Я забыл, что она у меня когда-то была, и, пока не увидел спящего Пчелку, не понимал, что мне так трудно живется, потому что я уже три года живу без тишины.
Я могу рассказать, что произошло: три года назад умерла Ноа. Это все.
Синим на синем
Ее отец с тех пор полностью изменился. Отсидев шиву [2] , он так и не сбрил бороду и не снял кипу. Наверное, он и от меня ожидал чего-то подобного, он очень удивился, когда я, лишь только закончился срок съема квартиры, немедленно нашел работу в Тель-Авиве и уехал.
2
Семь дней траура, отсчет которых начинается со дня похорон. Во время шивы близкие родственники умершего не выходят из дома и принимают соболезнования приходящих к ним друзей.
Я устроился копирайтером в ивент-агентство, в конце концов, она ведь хотела именно этого: чтобы я придумывал.

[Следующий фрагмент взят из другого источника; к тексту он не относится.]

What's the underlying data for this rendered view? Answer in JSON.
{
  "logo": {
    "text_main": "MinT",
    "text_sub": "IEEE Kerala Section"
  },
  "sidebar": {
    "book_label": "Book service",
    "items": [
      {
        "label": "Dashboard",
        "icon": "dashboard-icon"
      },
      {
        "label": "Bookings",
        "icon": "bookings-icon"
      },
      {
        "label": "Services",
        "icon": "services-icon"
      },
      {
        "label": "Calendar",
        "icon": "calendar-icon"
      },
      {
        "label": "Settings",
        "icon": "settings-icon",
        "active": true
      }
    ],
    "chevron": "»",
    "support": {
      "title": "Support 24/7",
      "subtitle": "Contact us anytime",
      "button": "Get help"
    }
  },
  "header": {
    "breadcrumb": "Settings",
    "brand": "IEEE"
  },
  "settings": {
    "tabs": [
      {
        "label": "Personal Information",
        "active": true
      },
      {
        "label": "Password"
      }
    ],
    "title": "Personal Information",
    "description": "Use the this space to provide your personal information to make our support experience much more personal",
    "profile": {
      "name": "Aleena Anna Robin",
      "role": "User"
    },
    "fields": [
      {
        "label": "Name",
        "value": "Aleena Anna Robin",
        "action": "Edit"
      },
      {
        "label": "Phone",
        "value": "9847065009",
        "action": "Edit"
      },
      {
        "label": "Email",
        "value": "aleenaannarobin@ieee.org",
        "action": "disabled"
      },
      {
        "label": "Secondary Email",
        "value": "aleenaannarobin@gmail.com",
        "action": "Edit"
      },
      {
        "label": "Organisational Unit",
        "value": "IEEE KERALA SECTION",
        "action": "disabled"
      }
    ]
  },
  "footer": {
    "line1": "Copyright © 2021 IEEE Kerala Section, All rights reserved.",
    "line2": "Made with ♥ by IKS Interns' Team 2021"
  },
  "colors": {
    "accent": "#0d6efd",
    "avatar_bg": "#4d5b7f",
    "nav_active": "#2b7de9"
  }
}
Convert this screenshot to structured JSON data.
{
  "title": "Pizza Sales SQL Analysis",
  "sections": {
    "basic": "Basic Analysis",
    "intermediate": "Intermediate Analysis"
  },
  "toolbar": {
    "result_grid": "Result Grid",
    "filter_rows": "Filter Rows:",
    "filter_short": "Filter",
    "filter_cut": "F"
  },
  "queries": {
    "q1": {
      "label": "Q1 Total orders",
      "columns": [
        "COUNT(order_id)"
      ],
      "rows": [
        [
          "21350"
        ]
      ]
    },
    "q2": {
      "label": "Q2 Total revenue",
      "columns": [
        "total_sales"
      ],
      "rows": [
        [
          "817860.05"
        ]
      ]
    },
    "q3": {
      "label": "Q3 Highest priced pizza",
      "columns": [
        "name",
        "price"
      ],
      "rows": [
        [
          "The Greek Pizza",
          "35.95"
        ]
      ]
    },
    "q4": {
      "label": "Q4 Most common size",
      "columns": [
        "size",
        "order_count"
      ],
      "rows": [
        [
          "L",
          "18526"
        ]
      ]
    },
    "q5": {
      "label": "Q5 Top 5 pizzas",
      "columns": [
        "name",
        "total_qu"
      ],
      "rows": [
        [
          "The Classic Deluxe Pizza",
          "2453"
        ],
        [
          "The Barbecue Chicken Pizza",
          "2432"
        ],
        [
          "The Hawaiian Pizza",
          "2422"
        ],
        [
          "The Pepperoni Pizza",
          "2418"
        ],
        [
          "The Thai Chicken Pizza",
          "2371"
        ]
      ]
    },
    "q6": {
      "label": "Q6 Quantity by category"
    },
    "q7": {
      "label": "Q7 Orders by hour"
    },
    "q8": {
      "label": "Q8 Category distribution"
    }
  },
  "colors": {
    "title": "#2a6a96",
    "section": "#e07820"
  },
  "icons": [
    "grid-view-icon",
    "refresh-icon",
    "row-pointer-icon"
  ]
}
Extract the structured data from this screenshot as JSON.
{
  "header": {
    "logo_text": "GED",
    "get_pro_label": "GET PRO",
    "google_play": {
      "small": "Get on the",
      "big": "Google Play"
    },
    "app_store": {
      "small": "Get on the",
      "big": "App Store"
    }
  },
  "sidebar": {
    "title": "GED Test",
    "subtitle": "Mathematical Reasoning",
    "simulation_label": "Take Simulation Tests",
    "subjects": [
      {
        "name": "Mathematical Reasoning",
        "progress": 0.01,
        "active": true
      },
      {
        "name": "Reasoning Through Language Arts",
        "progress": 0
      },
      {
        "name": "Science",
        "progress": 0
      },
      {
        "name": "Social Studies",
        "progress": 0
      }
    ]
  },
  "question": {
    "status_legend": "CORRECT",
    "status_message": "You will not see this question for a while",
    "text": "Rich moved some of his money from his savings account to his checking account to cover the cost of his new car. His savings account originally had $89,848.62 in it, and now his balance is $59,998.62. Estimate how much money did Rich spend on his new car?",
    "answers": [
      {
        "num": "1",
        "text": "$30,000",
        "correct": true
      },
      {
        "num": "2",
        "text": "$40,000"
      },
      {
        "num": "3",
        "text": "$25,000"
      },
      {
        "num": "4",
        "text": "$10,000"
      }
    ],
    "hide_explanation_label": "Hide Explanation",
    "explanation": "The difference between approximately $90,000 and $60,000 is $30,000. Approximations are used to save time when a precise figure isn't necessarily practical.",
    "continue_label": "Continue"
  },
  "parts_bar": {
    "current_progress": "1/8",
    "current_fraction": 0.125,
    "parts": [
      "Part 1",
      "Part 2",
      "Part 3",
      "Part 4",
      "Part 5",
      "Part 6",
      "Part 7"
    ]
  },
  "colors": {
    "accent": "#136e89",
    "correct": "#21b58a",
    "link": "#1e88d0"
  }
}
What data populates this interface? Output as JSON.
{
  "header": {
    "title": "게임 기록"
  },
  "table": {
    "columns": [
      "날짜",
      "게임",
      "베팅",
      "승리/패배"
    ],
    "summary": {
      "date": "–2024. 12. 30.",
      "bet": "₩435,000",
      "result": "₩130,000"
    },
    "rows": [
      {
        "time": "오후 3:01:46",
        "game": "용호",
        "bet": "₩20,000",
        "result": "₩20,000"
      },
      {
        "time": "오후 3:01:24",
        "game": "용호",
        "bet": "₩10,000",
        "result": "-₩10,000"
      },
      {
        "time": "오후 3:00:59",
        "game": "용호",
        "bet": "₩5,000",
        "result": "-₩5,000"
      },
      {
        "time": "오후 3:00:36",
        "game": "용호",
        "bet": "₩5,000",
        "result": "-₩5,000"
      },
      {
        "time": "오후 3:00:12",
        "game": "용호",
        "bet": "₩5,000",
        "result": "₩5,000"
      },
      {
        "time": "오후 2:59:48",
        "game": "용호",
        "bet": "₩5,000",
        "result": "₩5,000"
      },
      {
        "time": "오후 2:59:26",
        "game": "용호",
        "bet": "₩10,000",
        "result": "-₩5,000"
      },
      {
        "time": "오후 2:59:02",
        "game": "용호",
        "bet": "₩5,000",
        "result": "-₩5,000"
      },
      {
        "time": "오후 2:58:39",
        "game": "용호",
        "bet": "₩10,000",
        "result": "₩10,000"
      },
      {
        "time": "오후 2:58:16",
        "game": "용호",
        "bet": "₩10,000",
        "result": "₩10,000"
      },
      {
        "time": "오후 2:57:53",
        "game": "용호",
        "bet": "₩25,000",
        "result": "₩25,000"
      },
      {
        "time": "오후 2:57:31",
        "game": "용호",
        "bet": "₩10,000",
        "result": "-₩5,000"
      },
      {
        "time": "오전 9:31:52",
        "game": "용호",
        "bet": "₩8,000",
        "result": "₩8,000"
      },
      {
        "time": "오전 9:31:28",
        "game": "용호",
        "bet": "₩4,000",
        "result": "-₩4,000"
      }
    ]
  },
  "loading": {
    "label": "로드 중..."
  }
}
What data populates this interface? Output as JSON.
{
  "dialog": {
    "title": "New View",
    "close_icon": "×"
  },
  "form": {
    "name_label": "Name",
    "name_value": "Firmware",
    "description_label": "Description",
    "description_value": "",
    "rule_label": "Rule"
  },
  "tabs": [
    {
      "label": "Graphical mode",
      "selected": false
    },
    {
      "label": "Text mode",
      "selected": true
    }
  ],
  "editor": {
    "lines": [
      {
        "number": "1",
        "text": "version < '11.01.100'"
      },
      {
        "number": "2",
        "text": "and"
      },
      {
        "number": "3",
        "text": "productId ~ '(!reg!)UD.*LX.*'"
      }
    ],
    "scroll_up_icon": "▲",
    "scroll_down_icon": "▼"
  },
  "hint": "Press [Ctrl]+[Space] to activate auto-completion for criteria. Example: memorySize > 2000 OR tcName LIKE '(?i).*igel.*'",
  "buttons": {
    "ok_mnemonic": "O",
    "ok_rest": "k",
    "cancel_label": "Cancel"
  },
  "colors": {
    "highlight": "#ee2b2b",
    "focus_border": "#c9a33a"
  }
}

Она любила меня придумывающим, все подбивала сесть и писать роман, а мне скучно было писать, когда рядом она. Она любила книги, прочла их намного больше, чем я, – плохих и хороших, иногда совсем неожиданных. Рассказала мне как-то, что в отрочестве читала Паустовского в переводе на иврит. Она называла его Пау Стовски, но помнила оттуда все: войну, теплушки, черную оспу. Мой роман был долгосрочным планом, а пока что она постоянно требовала, чтобы я давал всему имена, словно она Бог, а я Адам. «Как называется этот камень?» (Мы валяемся на пляже, и она мешает мне читать.) «Как назовем эту слепенькую машинку?» (Мы тогда купили старый «фольсваген» с подбитой фарой.) «Как называть эту кошку?» (Размахивая пакетом по пути к мусорному контейнеру.)